Senior Transitional Care Assistant
Facilitates patient transitions through the health care system by providing information and promoting linkage between patient and healthcare providers. Functions as navigator, patient educator, advocate, and patient empowerment facilitator. Provides information and guidance to the patient and/or caregiver resulting in effective care transitions, improved self-management skills and knowledge, and enhanced communication between the patient and the healthcare team. Serves as the liaison between the patient and the healthcare delivery team. Also provides administrative and customer service support. Works under moderate supervision.
Responsibilities
• Receives the list of “hospitalized” or “service interrupted” patients and prioritizes to assess for follow-up needed/actions required. • Conducts “at the bedside” meeting with the patient and/or caregiver as requested; follows the patient during the post-discharge transitional phase, navigating patient care in conjunction to other provider care coordinators and members of the internal care team. Follows up to ensure that the patient is following the transitional care guidelines. • Understands and discusses the patient-defined healthcare and functional goals and anticipated post-discharge care needs to ensure a smooth transition home or to other level of care setting. • Reviews hospital Discharge Summary and Medication List with patient/caregivers and assures that transitional care processes are implemented.
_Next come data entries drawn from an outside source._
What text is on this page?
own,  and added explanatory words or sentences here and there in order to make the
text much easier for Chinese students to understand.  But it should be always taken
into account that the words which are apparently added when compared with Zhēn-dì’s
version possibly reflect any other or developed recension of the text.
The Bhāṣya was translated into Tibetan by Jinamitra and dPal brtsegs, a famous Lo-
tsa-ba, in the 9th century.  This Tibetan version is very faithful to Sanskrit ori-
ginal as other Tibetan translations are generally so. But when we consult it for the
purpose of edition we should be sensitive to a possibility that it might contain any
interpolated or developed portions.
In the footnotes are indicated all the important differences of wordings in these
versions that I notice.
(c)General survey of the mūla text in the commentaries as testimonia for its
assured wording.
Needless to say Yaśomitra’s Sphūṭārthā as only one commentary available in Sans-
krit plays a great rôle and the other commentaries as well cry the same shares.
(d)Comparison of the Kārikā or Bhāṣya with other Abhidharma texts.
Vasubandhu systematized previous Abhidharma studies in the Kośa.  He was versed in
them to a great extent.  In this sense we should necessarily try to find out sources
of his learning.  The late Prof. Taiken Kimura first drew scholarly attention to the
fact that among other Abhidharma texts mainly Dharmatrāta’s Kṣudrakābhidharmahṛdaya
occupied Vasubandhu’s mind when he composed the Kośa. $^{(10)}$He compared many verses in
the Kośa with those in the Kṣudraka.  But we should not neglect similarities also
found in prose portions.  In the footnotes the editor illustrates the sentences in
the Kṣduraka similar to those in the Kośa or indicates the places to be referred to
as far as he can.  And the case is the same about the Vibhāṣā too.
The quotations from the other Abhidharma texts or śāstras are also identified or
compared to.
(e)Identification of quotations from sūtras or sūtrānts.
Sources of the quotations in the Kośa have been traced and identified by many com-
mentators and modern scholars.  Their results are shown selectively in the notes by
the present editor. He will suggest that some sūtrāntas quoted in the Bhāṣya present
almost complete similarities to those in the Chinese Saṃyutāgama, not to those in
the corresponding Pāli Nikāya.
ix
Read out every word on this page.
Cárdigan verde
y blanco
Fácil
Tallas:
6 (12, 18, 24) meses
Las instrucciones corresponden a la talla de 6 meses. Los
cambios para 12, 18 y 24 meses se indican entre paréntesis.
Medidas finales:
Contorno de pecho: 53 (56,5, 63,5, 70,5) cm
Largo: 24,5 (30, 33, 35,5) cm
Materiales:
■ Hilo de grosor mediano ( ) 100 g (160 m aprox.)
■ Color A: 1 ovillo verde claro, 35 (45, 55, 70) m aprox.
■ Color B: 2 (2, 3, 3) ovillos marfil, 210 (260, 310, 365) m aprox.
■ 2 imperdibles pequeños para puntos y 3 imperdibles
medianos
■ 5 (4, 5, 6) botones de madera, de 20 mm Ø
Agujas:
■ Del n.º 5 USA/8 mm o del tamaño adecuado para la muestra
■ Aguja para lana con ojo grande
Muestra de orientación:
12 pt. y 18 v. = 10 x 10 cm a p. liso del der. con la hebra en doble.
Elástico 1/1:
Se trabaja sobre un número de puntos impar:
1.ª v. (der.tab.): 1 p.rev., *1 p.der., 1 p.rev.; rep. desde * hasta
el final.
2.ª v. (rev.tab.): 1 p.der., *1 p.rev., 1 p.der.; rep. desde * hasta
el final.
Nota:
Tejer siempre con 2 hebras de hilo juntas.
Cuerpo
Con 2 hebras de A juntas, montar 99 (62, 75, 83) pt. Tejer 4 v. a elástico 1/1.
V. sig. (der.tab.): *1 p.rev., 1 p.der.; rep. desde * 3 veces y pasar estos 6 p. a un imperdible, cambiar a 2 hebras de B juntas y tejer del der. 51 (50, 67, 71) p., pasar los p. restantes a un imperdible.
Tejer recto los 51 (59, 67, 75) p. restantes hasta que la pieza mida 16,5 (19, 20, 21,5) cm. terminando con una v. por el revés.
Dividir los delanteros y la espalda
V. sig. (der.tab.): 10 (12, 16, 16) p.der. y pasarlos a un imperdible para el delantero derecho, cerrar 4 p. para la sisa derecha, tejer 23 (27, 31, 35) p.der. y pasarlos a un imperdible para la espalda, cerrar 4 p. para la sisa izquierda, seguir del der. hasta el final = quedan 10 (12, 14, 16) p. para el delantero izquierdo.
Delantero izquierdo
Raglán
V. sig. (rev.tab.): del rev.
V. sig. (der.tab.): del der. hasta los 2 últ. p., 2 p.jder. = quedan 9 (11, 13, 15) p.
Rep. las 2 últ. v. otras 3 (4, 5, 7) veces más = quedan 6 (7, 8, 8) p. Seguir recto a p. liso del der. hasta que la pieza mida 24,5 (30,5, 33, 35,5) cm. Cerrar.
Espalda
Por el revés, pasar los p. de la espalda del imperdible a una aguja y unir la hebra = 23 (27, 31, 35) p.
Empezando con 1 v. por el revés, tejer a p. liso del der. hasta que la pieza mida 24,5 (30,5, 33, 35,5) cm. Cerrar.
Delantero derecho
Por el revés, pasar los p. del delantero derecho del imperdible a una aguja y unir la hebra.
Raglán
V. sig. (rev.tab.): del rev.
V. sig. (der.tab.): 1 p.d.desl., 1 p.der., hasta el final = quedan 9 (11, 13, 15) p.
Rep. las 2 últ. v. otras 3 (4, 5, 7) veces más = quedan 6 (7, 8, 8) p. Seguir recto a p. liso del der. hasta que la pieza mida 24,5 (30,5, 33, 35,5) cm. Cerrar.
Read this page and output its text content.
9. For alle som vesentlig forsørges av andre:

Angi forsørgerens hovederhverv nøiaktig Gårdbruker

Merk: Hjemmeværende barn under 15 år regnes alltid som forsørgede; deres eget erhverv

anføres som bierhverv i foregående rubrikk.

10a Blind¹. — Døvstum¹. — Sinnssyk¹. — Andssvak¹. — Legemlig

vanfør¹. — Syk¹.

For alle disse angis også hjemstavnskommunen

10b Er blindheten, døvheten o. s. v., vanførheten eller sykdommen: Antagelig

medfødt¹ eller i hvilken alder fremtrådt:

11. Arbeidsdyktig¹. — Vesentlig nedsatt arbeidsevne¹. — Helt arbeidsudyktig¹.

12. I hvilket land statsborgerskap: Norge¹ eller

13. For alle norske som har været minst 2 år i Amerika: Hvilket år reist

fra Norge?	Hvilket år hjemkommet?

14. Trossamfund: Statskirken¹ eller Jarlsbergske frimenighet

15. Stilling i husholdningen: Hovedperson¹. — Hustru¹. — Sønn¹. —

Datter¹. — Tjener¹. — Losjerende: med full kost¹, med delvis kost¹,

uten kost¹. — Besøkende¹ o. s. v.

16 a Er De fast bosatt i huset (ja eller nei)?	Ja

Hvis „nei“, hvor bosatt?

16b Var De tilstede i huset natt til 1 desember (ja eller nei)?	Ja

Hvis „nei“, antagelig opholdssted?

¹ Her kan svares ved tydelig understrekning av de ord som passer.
Escalates medication reconciliation to Nurse Practitioner, as needed. • Provides care management for assigned patients from assessment to discharge. Works closely with the Care team to monitor and track patient progress. Prepares detailed, accurate and timely documentation. Facilitates periodic case record reviews and case conferences with the Care team for assigned patients. Reviews new cases for completeness of documentation. • Establishes and promotes an ongoing collaborative relationship with direct caregivers, hospital administration, physicians, nurses, discharge planners, case managers, social workers, unit clerks, homecare agencies and other facility personnel. • Documents patient care in both the electronic record and the excel log. • Notifies the appropriate hospital or physician staff when patient is having difficulty following the transitional care program; helps to identify and remove barriers to goal attainment, and assists with intervention as needed. • Follows up with patients and maintains expected timeframes as per workflow. • Participates in meetings with hospital customer as required. • Participates in special projects and performs other duties as assigned.
Qualifications
Licenses and Certifications:
Valid driver's license or NYS Non-Driver photo ID card, may be required as determined by operational/regional needs.
Education:
Associate's Degree in Human Services or a related field or the equivalent work experience required Bachelor's Degree in a human services or related field preferred
Work Experience:
Minimum of two years of customer service experience in the medical field (i.e. hospital, long term care, home care, medical office) required Experience entering data, navigating and retrieving information through computer systems required Proficient computer skills in Microsoft office preferred Ability to adapt to change and work in a team based environment required Strong follow up skills required, as well as the ability to manage multiple priorities required Demonstrated ability to educate clients, conduct phone interviews/coaching, and coordinate services for multiple chronically ill patients required Bilingual skills may be required, as determined by operational needs. Must be organized and detail oriented.
Compensation:
$25.46 - $31.86 Hourly
About Us
VNS Health is one of the nation’s largest nonprofit home and community-based health care organizations. Innovating in health care for more than 125 years, our commitment to health and well-being is what drives us—we help people live, age and heal where they feel most comfortable, in their own homes, connected to their family and community. On any given day, more than 10,000 VNS Health team members deliver compassionate care, unparalleled expertise and 24/7 solutions and resources to the more than 43,000 “neighbors” who look to us for care. Powered and informed by data analytics that are unmatched in the home and community-health industry, VNS Health offers a full range of health care services, solutions and health plans designed to simplify the health care experience and meet the diverse and complex needs of the communities and people we serve in New York and beyond.